Anies Baswedan: Narasi Gerakan Warisan Founding Fathers Harus Dihidupkan Kembali

JAKARTA – Narasi adalah fondasi penting dalam perjalanan sebuah bangsa. Bagi Anies Baswedan, narasi bukanlah klaim kebenaran, melainkan ruang untuk kritik, dialog, dan perubahan.

“Negara memiliki rencana yang diartikulasikan, dan di situ dibuka ruang untuk dialog,” kata Anies dalam acara peluncuran buku *Anies Baswedan: Buku, Film, Kopi, Bola, Cerita Lainnya, yang disiarkan kanal YouTube Refly Harun dikutip Kamis, 21 November 2024. Acara ini digelar di Aula PDS HB Jassin, TIM Jalan Cikini Raya, Jakarta Pusat.
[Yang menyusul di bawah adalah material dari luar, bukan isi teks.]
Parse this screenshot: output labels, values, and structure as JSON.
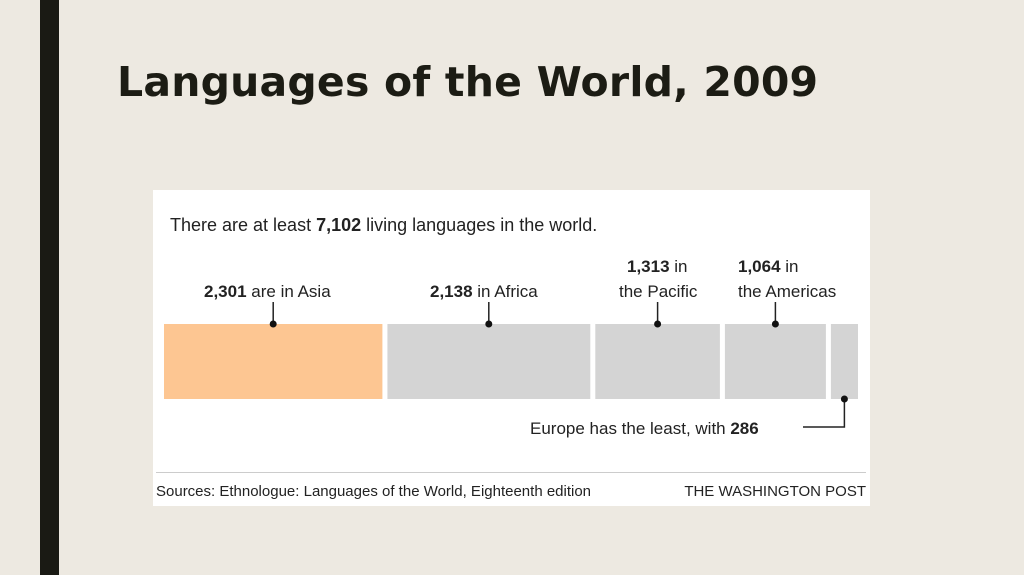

Anies menyoroti warisan para pendiri republik yang mendasarkan perjuangan mereka pada narasi gerakan. Pendekatan ini, menurutnya, melampaui sekadar menyelesaikan masalah. “Narasi gerakan berarti tidak hanya menyelesaikan masalah, tetapi juga mengajak semua orang untuk bersama-sama menyelesaikan masalah,” ungkapnya.

Narasi Gerakan vs Pendekatan Programatik

Anies menjelaskan bahwa dalam beberapa dekade terakhir, banyak negara, terutama yang baru merdeka, menggunakan pendekatan programatik. Dalam pendekatan ini, negara menjadi aktor utama, sementara rakyat hanya berperan pasif—membayar pajak, memilih dalam pemilu, dan menonton hasil kerja negara.

Hal ini berbeda dengan pendekatan gerakan yang digagas oleh founding fathers. Di era awal kemerdekaan, para pendiri bangsa tidak hanya berusaha menyelesaikan masalah, tetapi juga melibatkan rakyat dalam setiap langkah perjuangan.

Anies mengingatkan bagaimana sulitnya situasi Indonesia saat baru merdeka. Saat itu, 95 persen rakyat Indonesia buta huruf. “Angkat senjata? Siap. Angkat bambu runcing? Siap. Tapi diberi kertas untuk menulis nama? Lalu bilang, ‘Maaf, saya tidak bisa.’ Itu sangat rumit,” katanya.

Namun, di tengah tantangan besar tersebut, Bung Karno dan Bung Hatta—tokoh intelektual dengan ribuan buku di tangannya—tidak menyerah. Mereka bekerja dengan pendekatan narasi gerakan untuk menjembatani kesenjangan intelektual antara pemimpin dan rakyat.

10 November: Kemenangan Semangat Gerakan

Pendekatan gerakan ini, kata Anies, terlihat nyata dalam peristiwa 10 November 1945. Pertempuran tiga minggu di Surabaya menjadi simbol keberanian rakyat Indonesia melawan Sekutu. Meski secara militer Indonesia kalah, semangat rakyat yang tidak pernah surut membuat Sekutu gentar.

“Sekutu awalnya berpikir perang selesai dalam dua hari. Tapi, tiga minggu kemudian, pertempuran terus berlangsung. Rakyat Indonesia tidak pernah menyerah. Setiap yang gugur, muncul lagi semangat baru,” ujar Anies.

Anies membandingkan situasi ini dengan Palestina yang terus mendapat simpati dunia meski secara militer kalah. Demikian pula, perlawanan rakyat Surabaya membangkitkan simpati internasional dan membuat Inggris pulang dengan rasa malu.

Bagi Anies, peristiwa 10 November bukan sekadar kisah perang. Ia adalah bukti bagaimana narasi gerakan dapat melibatkan seluruh rakyat dalam perjuangan. “Makna dari peristiwa itu adalah gerakan, bukan sekadar bagian dari program kenegaraan di bidang pertahanan,” tegasnya.

Narasi gerakan ini, menurut Anies, perlu dihidupkan kembali untuk membangkitkan keterlibatan rakyat dalam membangun bangsa. Karena, seperti yang dia yakini, narasi adalah kunci untuk melangkah maju, mengatasi tantangan, dan menciptakan perubahan nyata.